Dwaj 18-latkowie oszukali i wyłudzili 5 tys. zł od swojego kolegi. Wszystko było zaplanowaną akcją. Podali się za policjantów.
Pokrzywdzony dostał SMS-a, a potem telefon, że ma zapłacić mandat. Miał przelać 5 tysięcy zł na konto bankowe. Grożono mu zakuciem w obrączkę i aresztem domowym. 21-letni mężczyzna z Szamocina miał problemy, bo została zatrzymany za jazdę pod wpływem alkoholu. Sprawcy o tym wiedzieli i to wykorzystali.
- Działając pod legendą „na policjanta” jeden z nich przedstawił się jako funkcjonariusz z Chodzieży i polecił dokonać zapłaty mandatu na wskazane konto, by uniknąć kary aresztu domowego i „bransoletki” na nogę. W kolejnych sms-ach pokrzywdzonemu podano numer konta oraz wytyczne, co ma wpisać w treści przelewu - relacjonuje asp. sztab. Karolina Smardz-Dymek, rzeczniczka prasowa chodzieskiej policji.

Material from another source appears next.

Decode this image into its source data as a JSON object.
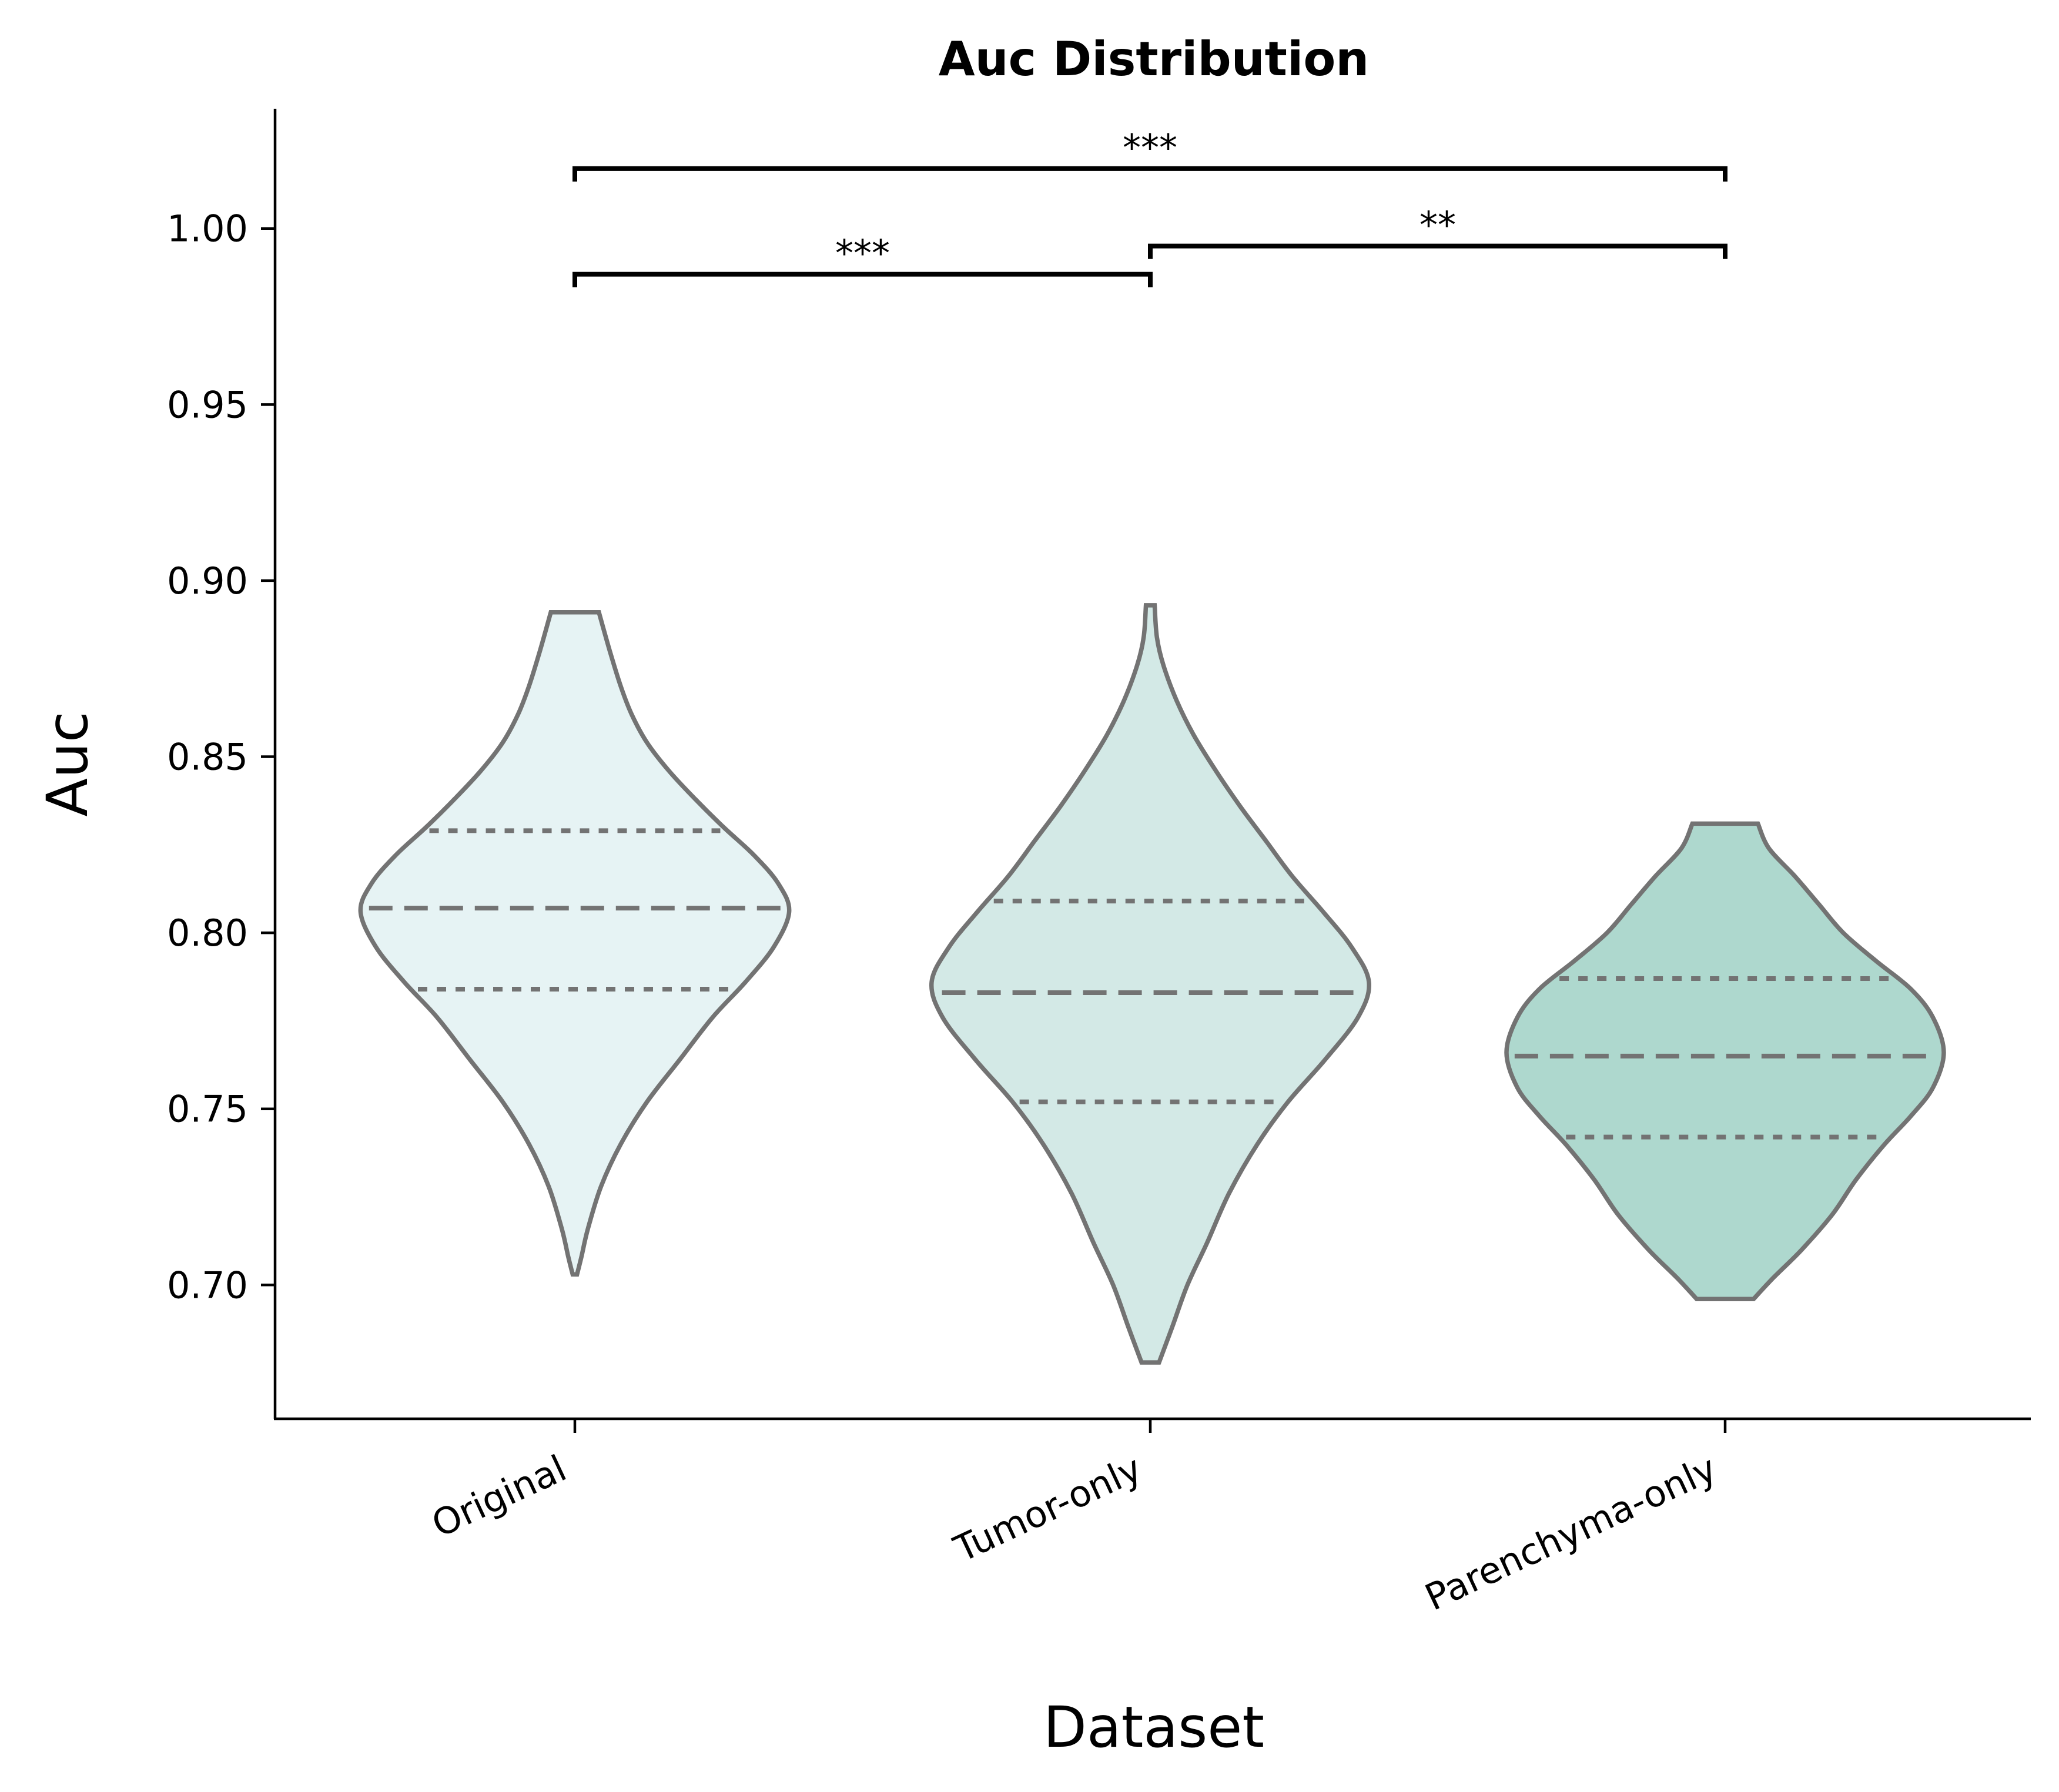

Poszkodowany zorientował się, że prawdopodobnie padł ofiarą oszustów i powiadomił policję. Policjanci z Margonina ustalili, że za oszustwem stoi dwóch 18-letnich mieszkańców powiatu chodzieskiego. Oszuści to znajomi poszkodowanego. Po dokonaniu przestępstwa podzielili się łupem. 18-latkom grozi teraz do 8 lat więzienia.